Creating a capture filter

• Console
• CLI
• API

• 1. Open the navigation menu, click Networking, and then click Capture filters, found in the Network Command Center group.
  2. Enter the following:
     • Name: A descriptive name for the capture filter. It doesn't have to be unique, and you can't change it later in the Console (but you can change it with the API).
     • Compartment: Select the compartment you want to create the capture filter in.
     • Filter type: Select a filter type to create. The type must match its intended purpose. For example, if you intend to use the capture filter with a flow log, choose Flow log capture filter. For more information, see VCN Flow Logs and Virtual Test Access Points.
     • (Optional) Sampling rate: For flow log capture filters, select a sampling rate. Sampling rate is expressed as a percentage of network flows captured.
     • Rules: Create at least one rule. Capture filter rules are examined in order and run when matched. When the first match is found, remaining rules aren't examined or run. If you reorder the rules the capture filter behavior changes. Each capture filter can have a maximum of ten rules. See Capture filters and rules for examples of rule behavior.

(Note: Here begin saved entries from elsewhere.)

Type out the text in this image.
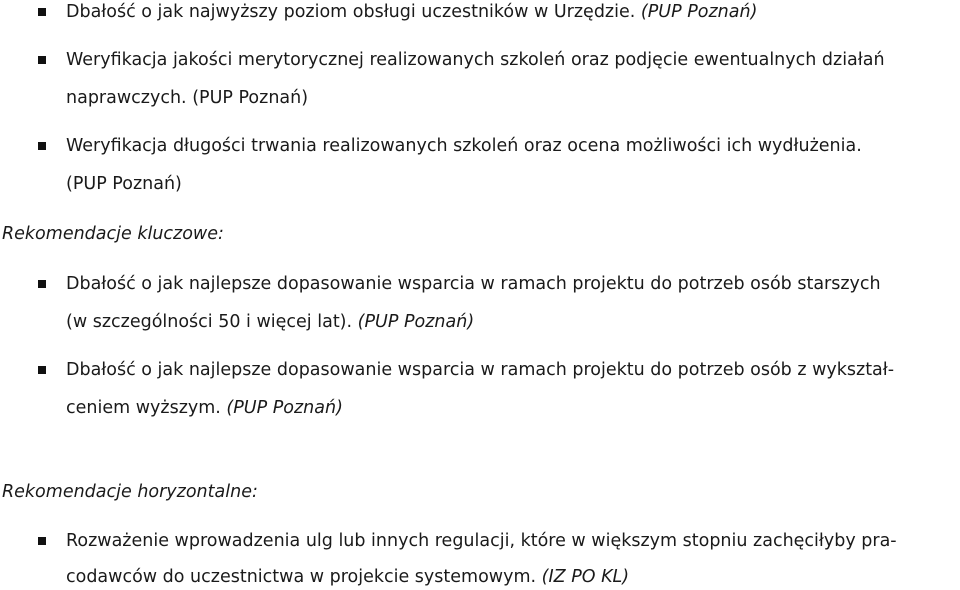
Dbałość o jak najwyższy poziom obsługi uczestników w Urzędzie. (PUP Poznań)
Weryfikacja jakości merytorycznej realizowanych szkoleń oraz podjęcie ewentualnych działań
naprawczych. (PUP Poznań)
Weryfikacja długości trwania realizowanych szkoleń oraz ocena możliwości ich wydłużenia.
(PUP Poznań)
Rekomendacje kluczowe:
Dbałość o jak najlepsze dopasowanie wsparcia w ramach projektu do potrzeb osób starszych
(w szczególności 50 i więcej lat). (PUP Poznań)
Dbałość o jak najlepsze dopasowanie wsparcia w ramach projektu do potrzeb osób z wykształ-
ceniem wyższym. (PUP Poznań)
Rekomendacje horyzontalne:
Rozważenie wprowadzenia ulg lub innych regulacji, które w większym stopniu zachęciłyby pra-
codawców do uczestnictwa w projekcie systemowym. (IZ PO KL)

       Each rule can state whether to include or exclude packets based on the traffic direction (ingress or egress), source or destination IPv4 CIDR or IPv6 prefix of the traffic, or the IP protocol used for the packet (TCP, UDP, ICMP, ICMPv6). Each protocol type offers further options appropriate for that protocol.

  3. (Optional, under Show Advanced Options) Tags:
  4. Click Create Capture Filter.

• Use the capture-filter create command and required parameters to create a capture filter:

  oci network capture-filter create --compartment-id  compartment_OCID --filter-type  VTAP or FLOWLOG ... [OPTIONS]

  For a complete list of flags and variable options for CLI commands, see the CLI Command Reference.

• Run the CreateCaptureFilter operation to create a capture filter.